Paf! un cachet de plus! Devant un portrait de Correa très réveillé, un douanier à moitié endormi nous rend notre passeport. Nous sommes en Equateur. Pays de la moitié du monde et du point le plus éloigné du centre le la terre (Chimborazo, 6300 mètres). Les premières impressions ne dépaysent pas vraiment du Pérou. Les tentatives d'arnaque sont toujours aussi subtiles. A notre "combien elles coûtent vos bananes?" notre interlocuteur se retourne vers son patron et demande "à combien elles sont les bananes?", même si ça fait cinq ans qu'il travaille dans un magasin qui ne vend que ça. C'est toujours mieux que de dire "de combien j'arnaque ces gringos tout droit sortis du bus?". Aussi bien tenté que les chauffeurs de taxis qui demandent 100$ pour faire 5 km, ou le réceptionniste qui demande le double du prix affiché juste derrière lui. Nous on se marre et eux se demandent par quelle magie nous les avons démasqués.
A combien les bananes ?
Le Chimborazo, vu depuis un endroit qui est maintenant sous la lave.
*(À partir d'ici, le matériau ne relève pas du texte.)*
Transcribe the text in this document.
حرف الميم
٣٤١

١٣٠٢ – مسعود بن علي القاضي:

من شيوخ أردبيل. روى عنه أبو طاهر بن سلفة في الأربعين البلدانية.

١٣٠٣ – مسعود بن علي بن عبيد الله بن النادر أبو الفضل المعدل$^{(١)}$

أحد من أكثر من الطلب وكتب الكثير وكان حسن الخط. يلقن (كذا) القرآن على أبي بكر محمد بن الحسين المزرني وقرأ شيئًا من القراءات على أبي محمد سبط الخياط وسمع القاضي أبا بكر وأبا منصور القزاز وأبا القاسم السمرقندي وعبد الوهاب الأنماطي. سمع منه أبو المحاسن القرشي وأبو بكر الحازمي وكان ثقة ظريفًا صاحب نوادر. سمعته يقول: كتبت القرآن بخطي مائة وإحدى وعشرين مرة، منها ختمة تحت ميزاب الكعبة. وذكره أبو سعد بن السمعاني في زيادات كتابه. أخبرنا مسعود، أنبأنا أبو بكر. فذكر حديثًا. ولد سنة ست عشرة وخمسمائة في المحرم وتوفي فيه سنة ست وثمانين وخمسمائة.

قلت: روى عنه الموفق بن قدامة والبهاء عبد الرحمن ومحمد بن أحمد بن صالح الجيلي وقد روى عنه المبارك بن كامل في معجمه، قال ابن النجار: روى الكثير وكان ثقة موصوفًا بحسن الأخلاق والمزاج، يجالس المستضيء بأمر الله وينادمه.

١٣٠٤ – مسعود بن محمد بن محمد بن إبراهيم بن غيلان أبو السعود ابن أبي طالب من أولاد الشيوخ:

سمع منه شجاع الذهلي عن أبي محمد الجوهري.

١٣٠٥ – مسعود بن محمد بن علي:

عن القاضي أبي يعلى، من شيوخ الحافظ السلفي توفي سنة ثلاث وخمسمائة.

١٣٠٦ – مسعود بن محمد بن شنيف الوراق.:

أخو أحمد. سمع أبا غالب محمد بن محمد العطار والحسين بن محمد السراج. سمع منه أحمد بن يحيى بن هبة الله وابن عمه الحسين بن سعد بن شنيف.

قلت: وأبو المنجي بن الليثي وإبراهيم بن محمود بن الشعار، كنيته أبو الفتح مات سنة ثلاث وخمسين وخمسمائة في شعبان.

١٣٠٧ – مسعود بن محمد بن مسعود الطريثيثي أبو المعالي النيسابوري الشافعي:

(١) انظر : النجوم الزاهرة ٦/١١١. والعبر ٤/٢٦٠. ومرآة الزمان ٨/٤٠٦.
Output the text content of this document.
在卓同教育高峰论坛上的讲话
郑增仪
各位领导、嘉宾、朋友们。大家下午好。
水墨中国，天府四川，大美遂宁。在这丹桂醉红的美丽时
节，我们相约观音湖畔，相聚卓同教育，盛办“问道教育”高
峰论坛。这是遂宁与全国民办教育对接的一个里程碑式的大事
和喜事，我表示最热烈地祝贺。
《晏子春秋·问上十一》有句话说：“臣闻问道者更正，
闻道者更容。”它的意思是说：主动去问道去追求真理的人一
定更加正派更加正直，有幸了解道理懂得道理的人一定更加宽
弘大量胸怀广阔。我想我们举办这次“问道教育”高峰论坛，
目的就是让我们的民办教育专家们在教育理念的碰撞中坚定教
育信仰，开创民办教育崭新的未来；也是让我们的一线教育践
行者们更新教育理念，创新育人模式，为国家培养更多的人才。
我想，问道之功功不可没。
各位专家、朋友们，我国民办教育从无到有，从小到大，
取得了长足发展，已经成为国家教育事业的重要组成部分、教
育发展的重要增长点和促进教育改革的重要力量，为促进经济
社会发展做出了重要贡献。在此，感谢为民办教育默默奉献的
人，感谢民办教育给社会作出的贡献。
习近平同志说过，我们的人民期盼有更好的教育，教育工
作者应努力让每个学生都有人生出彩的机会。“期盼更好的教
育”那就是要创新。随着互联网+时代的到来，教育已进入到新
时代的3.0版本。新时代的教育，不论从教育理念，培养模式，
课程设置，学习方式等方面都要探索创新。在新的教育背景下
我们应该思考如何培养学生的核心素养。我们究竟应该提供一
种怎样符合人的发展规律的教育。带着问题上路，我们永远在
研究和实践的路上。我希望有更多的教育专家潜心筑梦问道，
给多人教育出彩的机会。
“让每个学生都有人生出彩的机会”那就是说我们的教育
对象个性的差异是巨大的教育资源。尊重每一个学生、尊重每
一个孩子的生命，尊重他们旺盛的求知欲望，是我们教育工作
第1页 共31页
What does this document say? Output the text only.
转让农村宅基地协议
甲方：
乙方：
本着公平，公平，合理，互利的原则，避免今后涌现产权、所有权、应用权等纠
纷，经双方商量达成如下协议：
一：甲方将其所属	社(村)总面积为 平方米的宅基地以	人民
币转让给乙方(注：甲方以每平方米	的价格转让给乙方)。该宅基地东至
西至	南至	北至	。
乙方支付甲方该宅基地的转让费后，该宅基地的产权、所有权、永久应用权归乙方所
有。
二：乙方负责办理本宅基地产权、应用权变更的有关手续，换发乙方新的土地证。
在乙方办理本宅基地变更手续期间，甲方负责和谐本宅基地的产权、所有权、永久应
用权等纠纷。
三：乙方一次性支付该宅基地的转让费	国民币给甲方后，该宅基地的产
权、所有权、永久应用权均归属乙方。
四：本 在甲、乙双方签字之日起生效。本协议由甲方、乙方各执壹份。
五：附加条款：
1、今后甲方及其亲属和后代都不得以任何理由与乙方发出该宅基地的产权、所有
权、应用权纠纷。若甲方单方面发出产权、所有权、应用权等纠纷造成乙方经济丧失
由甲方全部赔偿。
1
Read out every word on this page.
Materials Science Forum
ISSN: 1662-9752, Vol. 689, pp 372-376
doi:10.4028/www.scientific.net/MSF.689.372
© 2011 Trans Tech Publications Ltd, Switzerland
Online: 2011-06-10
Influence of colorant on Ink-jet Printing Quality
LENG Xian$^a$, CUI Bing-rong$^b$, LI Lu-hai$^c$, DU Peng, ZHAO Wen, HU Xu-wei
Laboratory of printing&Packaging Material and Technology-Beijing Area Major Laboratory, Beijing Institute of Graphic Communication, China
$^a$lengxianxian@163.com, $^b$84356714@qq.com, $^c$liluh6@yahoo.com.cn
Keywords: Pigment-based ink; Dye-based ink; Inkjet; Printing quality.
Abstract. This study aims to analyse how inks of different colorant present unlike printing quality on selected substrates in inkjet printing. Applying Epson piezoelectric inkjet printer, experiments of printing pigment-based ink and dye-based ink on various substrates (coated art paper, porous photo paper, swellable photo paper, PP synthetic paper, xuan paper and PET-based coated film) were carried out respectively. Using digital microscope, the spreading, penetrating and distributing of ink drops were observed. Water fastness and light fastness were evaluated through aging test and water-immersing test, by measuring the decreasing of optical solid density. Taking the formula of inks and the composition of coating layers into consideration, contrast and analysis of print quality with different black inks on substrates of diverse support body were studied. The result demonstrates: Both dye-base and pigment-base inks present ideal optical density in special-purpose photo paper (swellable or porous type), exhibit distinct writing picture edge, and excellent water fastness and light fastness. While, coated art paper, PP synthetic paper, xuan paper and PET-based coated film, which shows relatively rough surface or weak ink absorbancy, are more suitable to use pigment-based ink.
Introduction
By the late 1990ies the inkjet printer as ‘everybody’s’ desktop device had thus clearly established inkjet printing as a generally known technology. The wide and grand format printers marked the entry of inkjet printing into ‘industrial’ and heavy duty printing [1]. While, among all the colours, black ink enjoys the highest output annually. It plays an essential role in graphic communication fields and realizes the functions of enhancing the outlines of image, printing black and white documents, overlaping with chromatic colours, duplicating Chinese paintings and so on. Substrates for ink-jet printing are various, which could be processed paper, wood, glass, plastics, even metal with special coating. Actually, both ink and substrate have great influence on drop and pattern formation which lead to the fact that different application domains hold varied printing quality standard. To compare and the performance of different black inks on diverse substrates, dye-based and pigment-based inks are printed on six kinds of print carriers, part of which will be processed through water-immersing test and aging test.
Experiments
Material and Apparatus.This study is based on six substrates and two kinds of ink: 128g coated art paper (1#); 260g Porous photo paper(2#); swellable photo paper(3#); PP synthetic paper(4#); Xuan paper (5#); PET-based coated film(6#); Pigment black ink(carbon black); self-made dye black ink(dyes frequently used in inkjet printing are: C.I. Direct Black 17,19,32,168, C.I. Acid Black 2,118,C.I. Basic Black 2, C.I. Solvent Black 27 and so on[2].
Nous avons commencé par un petit séjour à Vilcabamba. Cette charmante bourgade sert de refuge à la génération hippie étasunienne vieillissante qui vient essayer d'y mourir moins vite. L'eau, parait-il, permet de vivre plus longtemps. On y boit donc des jus de papaye-épinards bio et on y mange des graines en journée, avant de se terminer à la bière en terrasse le soir. Le public rappelle un petit San Francisco qui aurait oublié de se reproduire depuis les années 60. Sur le chemin du camping, un groupe termine une méditation pour la terre mère avant de rentrer dans leur maison en terre cuite en 4x4 checker le net sur leur Ipad. Rien de bien méchant... à part le fait que tout ces gens plein de dollars font flamber le prix du terrain, faisant fuir les indigènes qu'ils essayent maladroitement d'imiter.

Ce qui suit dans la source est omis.